Poco ha quedado en mi memoria de Clotilde Abreguín. Contaba cuentos a los varones mientras enseñaba labor a las niñas. La narración era interrumpida a cada paso por las preguntas de las alumnas. Escuchábamos en suspenso... ¿Cómo terminaría la historia de aquel pastor que pedía socorro a los vecinos, mintiéndoles que venía el lobo?

Pero a quien realmente debo lo poco sólido que aprendí en los primeros grados, es a un joven y enérgico maestro del pueblo llamado Bernardo Espondaburu. De las dos señoritas cariñosas tengo justamente gratísimos recuerdos; de Espondaburu, en cambio, la lejana idea de su rigor, de la severísima disciplina que imponía al grado y de las duras penitencias con que se castigaba. Yo era travieso, rebelde, malo. Pero en honor a la verdad, sé calcular hoy el interés de un capital dado gracias a la fórmula (C x R x T / 100 x UT) que aquel hombre admirable y temido me hundió en la mollera.

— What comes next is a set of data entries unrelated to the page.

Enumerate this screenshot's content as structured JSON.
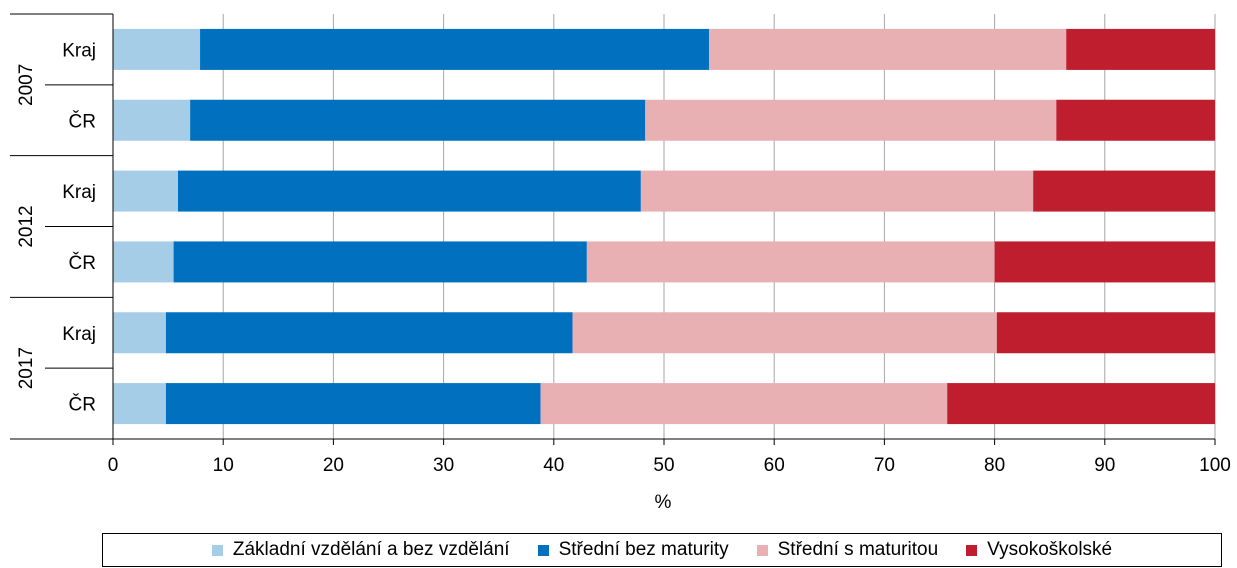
{
  "chart_data": {
    "type": "bar",
    "orientation": "horizontal",
    "stacked": true,
    "groups": [
      {
        "label": "2007",
        "categories": [
          "Kraj",
          "ČR"
        ]
      },
      {
        "label": "2012",
        "categories": [
          "Kraj",
          "ČR"
        ]
      },
      {
        "label": "2017",
        "categories": [
          "Kraj",
          "ČR"
        ]
      }
    ],
    "categories": [
      "2007 Kraj",
      "2007 ČR",
      "2012 Kraj",
      "2012 ČR",
      "2017 Kraj",
      "2017 ČR"
    ],
    "series": [
      {
        "name": "Základní vzdělání a bez vzdělání",
        "color": "#a6cde8",
        "values": [
          7.9,
          7.0,
          5.9,
          5.5,
          4.8,
          4.8
        ]
      },
      {
        "name": "Střední bez maturity",
        "color": "#0070bf",
        "values": [
          46.2,
          41.3,
          42.0,
          37.5,
          36.9,
          34.0
        ]
      },
      {
        "name": "Střední s maturitou",
        "color": "#e8b0b3",
        "values": [
          32.4,
          37.3,
          35.6,
          37.0,
          38.5,
          36.9
        ]
      },
      {
        "name": "Vysokoškolské",
        "color": "#be1e2d",
        "values": [
          13.5,
          14.4,
          16.5,
          20.0,
          19.8,
          24.3
        ]
      }
    ],
    "xlabel": "%",
    "xlim": [
      0,
      100
    ],
    "xticks": [
      "0",
      "10",
      "20",
      "30",
      "40",
      "50",
      "60",
      "70",
      "80",
      "90",
      "100"
    ],
    "grid": true,
    "legend_position": "bottom"
  }
}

Fue preciso que pasaran muchos años para que yo comprendiera la vida noble y el estoicismo de aquel joven maestro. Hombre de clarísima inteligencia, tenía el propósito firme de superarse. El medio del pueblito provinciano intentaba inútilmente ridiculizar su decisión. Viajaba a Buenos Aires procurando perfeccionar, mediante el consejo de personas ilustradas, sus métodos de enseñanza y su cultura profesional y general. El pueblo lo acosaba, lo censuraba, lo calumniaba. Y él seguía, inmune. Estudió música (y el pueblo reía); organizó sus estudios, ingresó a las aulas universitarias... creo que obtuvo dos títulos. Esta última etapa de su vida se desarrolla fuera del alcance de sus ex discípulos. Hizo brillantísima carrera en el magisterio; ocupó altos puestos; se jubiló. 

Yo admiro en Bernardo Espondaburu al hombre fuerte y resuelto que supo vencer la apatía del medio que lo circundaba y lanzarse con éxito a la conquista del porvenir, nada más que estudiando para ganar las posiciones a fuerza de méritos.

El día que me dio la última clase lo esperé rabioso en la esquina del colegio. Al rato pasó camino de su casa, al trote pausado de un caballo manso. Alcé la voz como para que me oyera. Y lo insulté desvergonzadamente. El siguió imperturbable, sin volver la cabeza, sin lanzarme una sola mirada, mientras llegaba envolviéndome, por toda respuesta, el polvo que levantaba su caballo.